At dinner, undaunted  by my meandering plans, ordering more Grüner, everybody tells stories about what they'd studied - "Civil Engineering." "Industrial Psychology." "Communications." "Management." "Ewww," says everybody and laughs. "Agronomy," says my wife. "What's that?" says everybody. Then they talk about what they wished they'd studied. They ask, "When you picture yourself happy, what are you doing?"

Some answer quick: "Public Health." "Midwifery."
"Podiatry."
"Ewww!" says everybody and laughs.
"Really, Susan?"
"Yes, Derek. It's true. My secret's out. So there. Feet. I love them. 26 bones is all that stands between all of us and misery. You've got to follow your bliss. You can follow it a lot better in comfortable shoes." "To bliss!"says Derek.
"To bliss," says everyone.

A dinner party of 8 is a pretty skewed sample, but what people studied and what they wish they'd studied was sometimes the same thing. "I love Industrial Psychology!" says Amanda punching the air with her wine glass. "We are trained in the "scientist-practitioner" model!" "How awful," says someone. "Not at all! No nooo! Intrinsic motivation is associated with creativity. We can measure and influence both creativity and motivation! Simultaneously! Thus allowing employees to choose creative and challenging jobs-slash-tasks!" "How awful," says someone else, "Quick! More Grüner for Amanda!"  "I am miffed," says Amanda who looks it, holding out her glass. Oddly, the wives of two of my friends are industrial psychiatrists.

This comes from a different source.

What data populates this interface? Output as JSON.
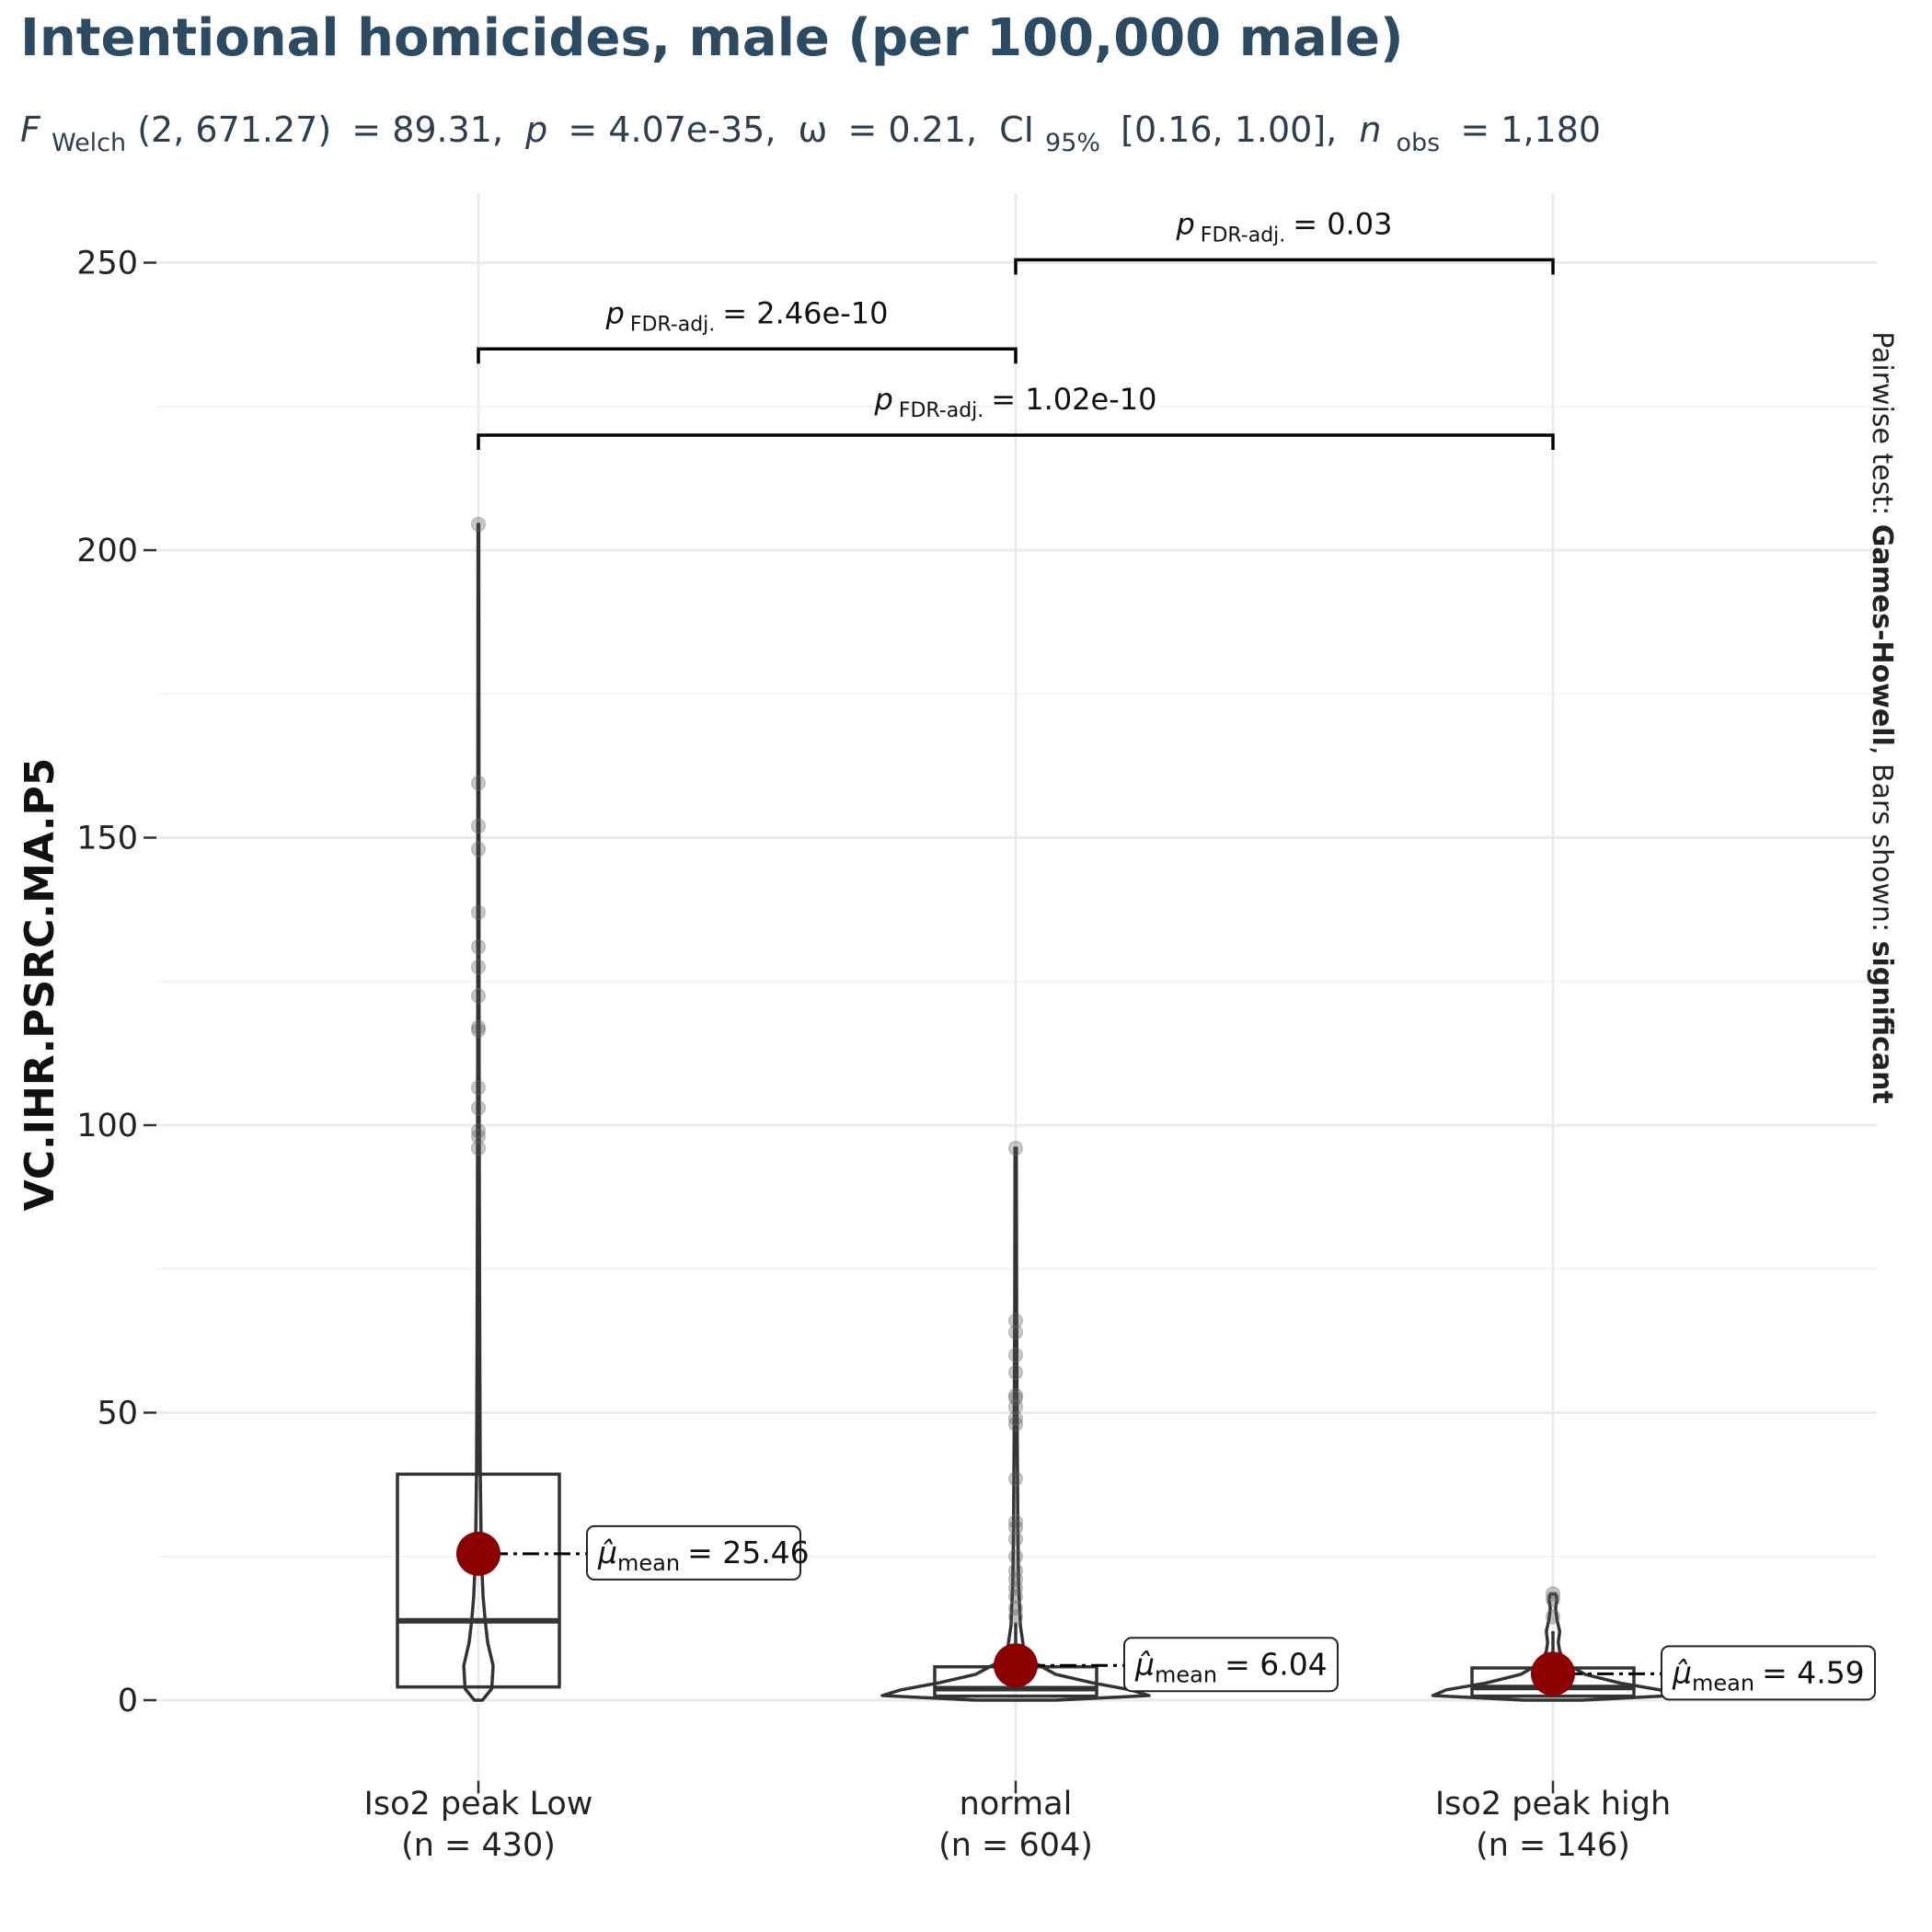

I can hear my own wife at the end of the table, sounding irked, "Agronomy. It's agriculture. Soils. Food. See this salmon? See these baby leeks? See this ridiculously insouciant Reisling? Agroecosystems. Think! Do you not eat?!"  


Many of the "I wish I'd studied"s are "Save the World"-noble: Public health,  emergency medicine, non-profit management, forestry, audiology. I listen to them talking clinking glasses and cutlery: ("Podiatry, eh?" "Yes...The foot. So many horrible things can happen to a foot! Worms. Rot. Wood-chopping accidents! How is your tartare?" and "....Dave always wanted to do something with boxes." "Boxes?" "Yes. Packaging. Too much and you've spent too much and it just ends up in the Pacific strangling seagulls. Too little, and you've got a box of smashed iPhones, and they end up in the Pacific strangling seagulls." "Well, you've got to follow your bliss." "But, that's just the thing. He didn't. Went into management. Made a mint. Retired at 40, and set up a little non-profit saving seagulls...." "Hahahaha! That's confusing.") and I think:

"My bliss...what's my hell is my bliss? I'm 48. Second half of my life. Water. Water. Water. It's everything. Ask that salmon, those seagulls, that Reisling, if she'll talk to you... When I picture myself happy. What am I doing? Am I standing in a village in Mali, pouring a head-wall to keep dirt and children out of the well? Am I working with the government of Khazakstan or Fairfax County to build a better storm management system? Am I the extension agent driving through the Sierra Sangre de Cristo teaching farmers and ranchers about vertical farming and aquaponics? Will Civil Engineering teach me how to do those things? Follow my bliss? Yes, I think, Yes. And I stand up, saying "Hey, Hey, everybody....." and raise my water glass.